You’ve got to love the smell of the plane on your nose.
The jet engine and engines are getting a little louder, and the engines have a hint of a metallic, metallic scent.
You know the smell.
But it’s not just the smell that’s scary.
The cabin is filled with carbon monoxide, and you’re wearing a mask that’s supposed to be airtight, but it’s only halfway closed.
If you’re the kind of person who’s not going to be sitting in your seat for hours on end, you might not want to be breathing this stuff in.
It’s not the first time that airlines have been known to do something like this.
Airlines have been forced to do things like add a few hundred dollars to your ticket price to compensate for the carbon monoxy buildup, or increase your seat number to prevent you from going to the front row, for example.

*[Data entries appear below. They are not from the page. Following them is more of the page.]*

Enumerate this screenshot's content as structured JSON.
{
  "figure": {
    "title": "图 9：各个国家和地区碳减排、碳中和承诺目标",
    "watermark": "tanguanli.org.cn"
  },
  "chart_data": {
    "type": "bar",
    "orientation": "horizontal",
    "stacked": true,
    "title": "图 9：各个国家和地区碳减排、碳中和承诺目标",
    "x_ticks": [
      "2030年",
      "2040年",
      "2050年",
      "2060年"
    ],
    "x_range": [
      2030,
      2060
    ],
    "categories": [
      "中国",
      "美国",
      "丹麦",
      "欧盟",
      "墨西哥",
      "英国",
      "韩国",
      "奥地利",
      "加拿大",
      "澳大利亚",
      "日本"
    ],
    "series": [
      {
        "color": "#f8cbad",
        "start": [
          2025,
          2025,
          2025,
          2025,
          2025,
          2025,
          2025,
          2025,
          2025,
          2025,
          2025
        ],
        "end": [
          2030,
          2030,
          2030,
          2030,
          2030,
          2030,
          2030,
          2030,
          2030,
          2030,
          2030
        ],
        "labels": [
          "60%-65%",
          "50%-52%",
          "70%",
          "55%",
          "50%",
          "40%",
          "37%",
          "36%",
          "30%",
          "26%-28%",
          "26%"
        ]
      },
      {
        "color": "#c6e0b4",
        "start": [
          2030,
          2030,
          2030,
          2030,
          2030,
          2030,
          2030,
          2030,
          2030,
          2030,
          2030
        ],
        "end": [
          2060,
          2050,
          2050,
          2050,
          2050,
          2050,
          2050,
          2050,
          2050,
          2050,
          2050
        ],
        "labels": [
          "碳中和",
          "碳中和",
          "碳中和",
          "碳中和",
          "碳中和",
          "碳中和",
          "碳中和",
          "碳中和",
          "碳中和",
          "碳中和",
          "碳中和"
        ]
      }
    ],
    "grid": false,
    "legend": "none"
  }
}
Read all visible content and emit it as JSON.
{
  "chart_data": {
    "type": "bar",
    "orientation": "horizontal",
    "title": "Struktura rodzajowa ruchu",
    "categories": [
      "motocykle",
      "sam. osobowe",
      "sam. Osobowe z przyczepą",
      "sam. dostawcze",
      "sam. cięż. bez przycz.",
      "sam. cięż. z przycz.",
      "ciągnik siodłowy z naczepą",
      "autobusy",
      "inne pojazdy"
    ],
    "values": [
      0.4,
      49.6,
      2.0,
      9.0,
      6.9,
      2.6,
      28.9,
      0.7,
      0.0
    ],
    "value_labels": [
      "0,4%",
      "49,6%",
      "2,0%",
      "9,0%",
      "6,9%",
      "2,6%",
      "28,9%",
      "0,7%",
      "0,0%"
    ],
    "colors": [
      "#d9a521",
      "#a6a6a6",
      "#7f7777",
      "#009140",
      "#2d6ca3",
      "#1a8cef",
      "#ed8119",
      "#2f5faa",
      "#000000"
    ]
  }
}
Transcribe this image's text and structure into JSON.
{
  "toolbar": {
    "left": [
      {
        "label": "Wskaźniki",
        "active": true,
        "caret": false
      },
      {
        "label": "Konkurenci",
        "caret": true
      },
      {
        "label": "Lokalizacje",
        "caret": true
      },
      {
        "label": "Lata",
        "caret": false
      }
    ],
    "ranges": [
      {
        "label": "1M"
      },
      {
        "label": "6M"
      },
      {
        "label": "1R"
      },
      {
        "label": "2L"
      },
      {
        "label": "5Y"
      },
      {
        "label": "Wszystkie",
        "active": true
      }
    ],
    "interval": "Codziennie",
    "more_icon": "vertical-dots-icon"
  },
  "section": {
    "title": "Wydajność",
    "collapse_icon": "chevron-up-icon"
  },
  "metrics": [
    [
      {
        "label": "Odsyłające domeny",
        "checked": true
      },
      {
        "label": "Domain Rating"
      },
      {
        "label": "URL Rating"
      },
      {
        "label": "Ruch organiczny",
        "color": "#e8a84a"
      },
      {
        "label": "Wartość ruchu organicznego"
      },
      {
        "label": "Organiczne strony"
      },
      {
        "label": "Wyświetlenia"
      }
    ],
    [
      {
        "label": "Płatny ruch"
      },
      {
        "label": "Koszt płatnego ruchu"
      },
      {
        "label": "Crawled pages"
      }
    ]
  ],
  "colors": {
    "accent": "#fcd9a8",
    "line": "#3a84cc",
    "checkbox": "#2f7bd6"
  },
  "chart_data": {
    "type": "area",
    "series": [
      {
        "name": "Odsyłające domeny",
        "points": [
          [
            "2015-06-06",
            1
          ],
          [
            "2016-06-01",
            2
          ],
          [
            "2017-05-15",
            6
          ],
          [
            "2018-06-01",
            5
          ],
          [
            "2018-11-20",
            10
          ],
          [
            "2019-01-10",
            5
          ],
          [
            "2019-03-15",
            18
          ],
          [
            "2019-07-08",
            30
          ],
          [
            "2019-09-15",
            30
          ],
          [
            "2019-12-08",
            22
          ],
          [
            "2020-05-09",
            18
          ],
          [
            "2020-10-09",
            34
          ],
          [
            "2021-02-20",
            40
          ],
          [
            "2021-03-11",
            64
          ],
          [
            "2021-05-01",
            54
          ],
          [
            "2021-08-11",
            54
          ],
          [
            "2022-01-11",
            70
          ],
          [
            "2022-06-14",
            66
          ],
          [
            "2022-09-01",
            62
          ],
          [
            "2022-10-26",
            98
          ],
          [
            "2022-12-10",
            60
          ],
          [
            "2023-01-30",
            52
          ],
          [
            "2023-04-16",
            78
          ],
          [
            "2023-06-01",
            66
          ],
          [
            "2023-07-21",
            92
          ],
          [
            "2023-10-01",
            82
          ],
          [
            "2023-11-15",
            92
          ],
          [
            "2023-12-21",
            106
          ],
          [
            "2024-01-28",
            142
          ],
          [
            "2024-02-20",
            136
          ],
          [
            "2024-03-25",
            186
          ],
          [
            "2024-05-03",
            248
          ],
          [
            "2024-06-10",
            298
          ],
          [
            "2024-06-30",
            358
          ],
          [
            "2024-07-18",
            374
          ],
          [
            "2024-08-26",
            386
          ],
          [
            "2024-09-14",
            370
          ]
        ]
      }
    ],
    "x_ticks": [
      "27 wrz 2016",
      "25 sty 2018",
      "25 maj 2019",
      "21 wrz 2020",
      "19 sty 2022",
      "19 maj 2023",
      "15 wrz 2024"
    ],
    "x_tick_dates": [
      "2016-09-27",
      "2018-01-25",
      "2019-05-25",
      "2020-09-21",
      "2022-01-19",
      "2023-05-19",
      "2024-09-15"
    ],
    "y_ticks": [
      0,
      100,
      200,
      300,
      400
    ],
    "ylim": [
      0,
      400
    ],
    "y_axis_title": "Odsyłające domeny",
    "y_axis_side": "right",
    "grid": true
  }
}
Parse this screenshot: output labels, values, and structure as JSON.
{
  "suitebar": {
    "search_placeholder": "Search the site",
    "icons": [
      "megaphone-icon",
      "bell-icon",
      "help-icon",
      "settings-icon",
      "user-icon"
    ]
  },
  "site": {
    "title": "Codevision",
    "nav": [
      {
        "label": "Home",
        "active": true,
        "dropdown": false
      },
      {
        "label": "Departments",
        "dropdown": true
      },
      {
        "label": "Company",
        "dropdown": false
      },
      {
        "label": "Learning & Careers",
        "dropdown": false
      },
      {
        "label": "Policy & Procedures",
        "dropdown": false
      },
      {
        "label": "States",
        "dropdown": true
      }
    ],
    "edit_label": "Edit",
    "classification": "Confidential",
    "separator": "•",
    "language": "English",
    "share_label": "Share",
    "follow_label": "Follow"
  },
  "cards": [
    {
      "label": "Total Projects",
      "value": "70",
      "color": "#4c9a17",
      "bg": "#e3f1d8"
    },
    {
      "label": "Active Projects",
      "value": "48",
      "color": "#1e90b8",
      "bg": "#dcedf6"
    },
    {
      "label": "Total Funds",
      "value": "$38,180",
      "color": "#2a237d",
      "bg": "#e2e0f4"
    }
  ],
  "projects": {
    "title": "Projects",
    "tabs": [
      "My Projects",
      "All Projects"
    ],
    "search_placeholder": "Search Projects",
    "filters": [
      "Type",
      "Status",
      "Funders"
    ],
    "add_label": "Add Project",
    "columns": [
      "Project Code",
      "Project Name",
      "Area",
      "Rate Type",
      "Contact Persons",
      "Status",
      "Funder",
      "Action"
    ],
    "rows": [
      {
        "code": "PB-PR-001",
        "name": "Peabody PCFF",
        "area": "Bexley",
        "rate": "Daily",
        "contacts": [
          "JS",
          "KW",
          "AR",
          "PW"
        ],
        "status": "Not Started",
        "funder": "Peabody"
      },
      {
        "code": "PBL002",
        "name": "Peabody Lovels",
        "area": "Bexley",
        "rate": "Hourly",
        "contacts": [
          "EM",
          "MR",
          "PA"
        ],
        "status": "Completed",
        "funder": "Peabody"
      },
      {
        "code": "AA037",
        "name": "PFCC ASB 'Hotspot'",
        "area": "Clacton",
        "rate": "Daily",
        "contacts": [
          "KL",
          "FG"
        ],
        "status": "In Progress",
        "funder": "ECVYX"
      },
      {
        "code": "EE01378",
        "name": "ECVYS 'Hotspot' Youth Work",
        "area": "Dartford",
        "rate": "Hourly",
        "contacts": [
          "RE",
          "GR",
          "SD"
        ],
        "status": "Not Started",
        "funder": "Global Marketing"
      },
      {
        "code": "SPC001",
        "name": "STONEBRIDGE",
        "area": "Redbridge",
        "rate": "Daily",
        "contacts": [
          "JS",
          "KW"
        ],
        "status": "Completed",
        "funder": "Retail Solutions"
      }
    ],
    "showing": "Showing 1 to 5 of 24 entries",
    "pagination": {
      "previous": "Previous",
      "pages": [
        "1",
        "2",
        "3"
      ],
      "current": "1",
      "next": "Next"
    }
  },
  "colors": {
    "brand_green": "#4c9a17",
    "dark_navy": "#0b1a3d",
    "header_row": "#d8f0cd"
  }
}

But airlines have also been forced by regulators to try and solve this problem.
But airlines have to do it, right?
And for all the attention that this problem is getting, it’s really not that hard to fix.
First, you need to get rid of the CO.
The best way to do that is to get your airline’s CO levels checked.
The FAA has set CO levels in the U.S. for domestic flights, and if they’re too high, you can be fined.
Airlines are required to monitor their CO levels for at least five years, but if they have levels below that, they can be required to change their policies and/or increase the number of seats they have.
You might think this is a lot of work, but airlines can have policies change in a heartbeat, and sometimes that means a lot less expensive tickets.
And, you know, you probably won’t be the first person to go to the airport with a mask.